Two new members will join the Berks County Board of Commissioners, which will be controlled by Republicans for the first time in four years.
Incumbent Democrat Tom Gajewski lost his bid for re-election Tuesday, finishing fourth for the three open seats. Gajewski was the main target of Republicans, who reminded voters that Gajewski voted for a 34-percent property tax hike in 2005.
The new majority on the board will consist of incumbent Republican Mark C. Scott, who voted against the tax hike, and newcomer Christian Leinbach, who pledged not to raise county taxes if he was elected.
Leinbach said his message of "stop raising taxes" and "start fighting crime" resonated with voters across the political spectrum.
The third seat, which by law must go to the minority party, will be held by Kevin S. Barnhardt, the former mayor of West Reading.
With 99 percent of the vote counted Tuesday, Scott led all candidates with 33,965 votes. Barnhard finished with 30,665 votes. Leinbach received 30,287 votes.
Gajewski, who claimed during the campaign that he "helped keep taxes down" despite voting for the 34-percent tax hike, trailed the pack with 25,503 votes. All results are unofficial until certified by county elections officials.

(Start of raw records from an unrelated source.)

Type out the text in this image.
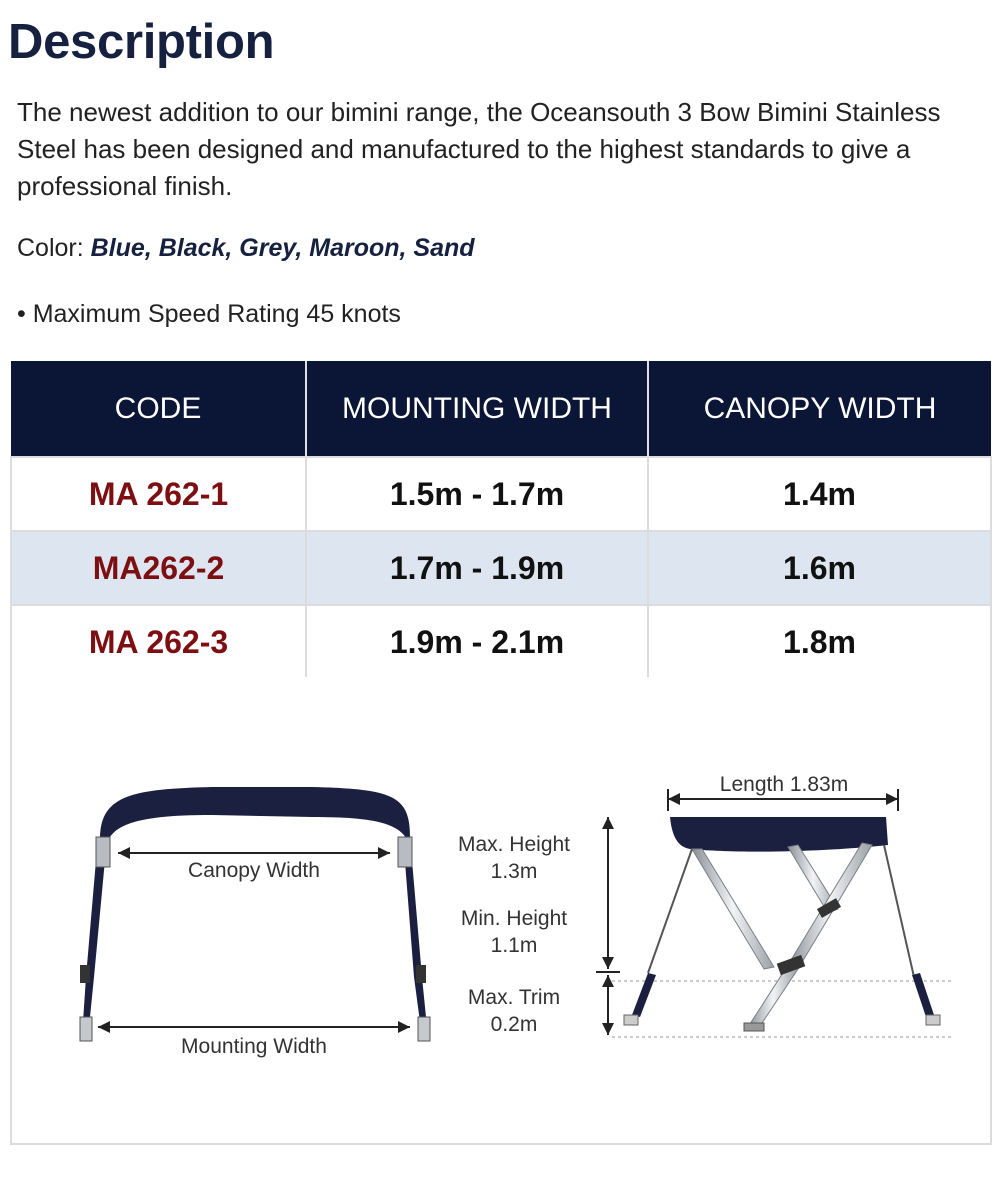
Description

The newest addition to our bimini range, the Oceansouth 3 Bow Bimini Stainless Steel has been designed and manufactured to the highest standards to give a professional finish.

Color: Blue, Black, Grey, Maroon, Sand

• Maximum Speed Rating 45 knots

CODE	MOUNTING WIDTH	CANOPY WIDTH
MA 262-1	1.5m - 1.7m	1.4m
MA262-2	1.7m - 1.9m	1.6m
MA 262-3	1.9m - 2.1m	1.8m
Canopy Width
Mounting Width
Max. Height
1.3m
Min. Height
1.1m
Max. Trim
0.2m
Length 1.83m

The top vote-getter in the May primary, Democrat Judy Schwank, who voted for the 34-percent tax hike, dropped out of the race over the summer to take a job with an advocacy group.
The biggest upset Tuesday was Berks County district attorney, where incumbent Mark C. Baldwin, who has held the post for the past 16 years, lost to John T. Adams, a Democrat whose name wasn’t even on the primary ballot in May.

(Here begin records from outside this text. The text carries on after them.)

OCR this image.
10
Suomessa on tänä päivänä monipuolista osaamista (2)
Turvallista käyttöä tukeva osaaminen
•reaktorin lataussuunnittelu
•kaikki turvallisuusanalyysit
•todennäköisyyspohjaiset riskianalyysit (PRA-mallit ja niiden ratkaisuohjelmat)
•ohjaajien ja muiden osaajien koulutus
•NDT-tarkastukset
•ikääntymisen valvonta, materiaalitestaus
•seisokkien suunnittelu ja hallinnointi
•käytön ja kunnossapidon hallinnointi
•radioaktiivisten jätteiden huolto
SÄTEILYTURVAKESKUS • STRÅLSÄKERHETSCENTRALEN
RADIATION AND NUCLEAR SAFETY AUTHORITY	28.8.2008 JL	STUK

Adams received enough write-in votes to challenge Baldwin and managed to beat him on Tuesday, according to final but unofficial results.
With 99 percent of the vote counted, unofficial results show Adams with 35,456 votes and Baldwin with 27,862 votes.
Baldwin was widely criticized for his decision not to turn over $1 million in confiscated drug money to the City of Reading, which has the highest crime rate in the county.
Baldwin used the drug money to establish a fund to provide grants to all police departments in the county. His action drew the wrath of the law enforcement community and prompted a lawsuit by the city.
Democrat Frederick C. Sheeler defeated Republican John Fielding for recorder of deeds. With 99 percent of the votes counted, unofficial results show Sheeler, who owns a home mortgage service firm, with 32,632 votes and Fielding, a Berks County assistant public defender, with 29,707 votes. Sheeler outspent Fielding nearly 4-1 in the campaign.
This is the second year in a row that Fielding defeated an incumbent Republican in the primary only to lose to a Democrat in the November election. Fielding ousted the GOP coroner in 2006 but lost the corner’s race to Democrat Dennis Hess. Fielding defeated incumbent Republican Recorder of Deeds Ellen Antoine in May but lost to Sheeler.
The closest countywide contest was for Berks County sheriff.
The new sheriff is Republican Eric Weaknecht, who narrowly defeated Democrat Mike Garipoli by a 31,955 to 30,692 vote margin, with 99 percent of the votes counted, according to unoficial results. Weaknecht is a deputy sheriff under incumbent Sheriff Barry Jozwiak, who did not seek re-election.
Tim Rowley was elected to a 10-year term on the Berks County Court of Common Pleas, defeating Ron Stanko. Both are registered Republicans. Rowley won the Democratic nomination in the May primary, while Stanko won the Republican nomination in the spring, setting up a fall showdown. With 97 percent of the vote counted, Rowley received 36,049 votes, compared to 24,557 for Stanko with 99 percent of the votes counted. All results are unofficial until certified by elections officials.
Berks County voters retained Judge Jeffrey Schmehl for another 10-year term on the Court of Common Pleas. Schmehl received 39,764 "yes" votes to 13,161 "no" votes with 99 percent of the vote counted. That was a margin of 75 percent to 25 percent.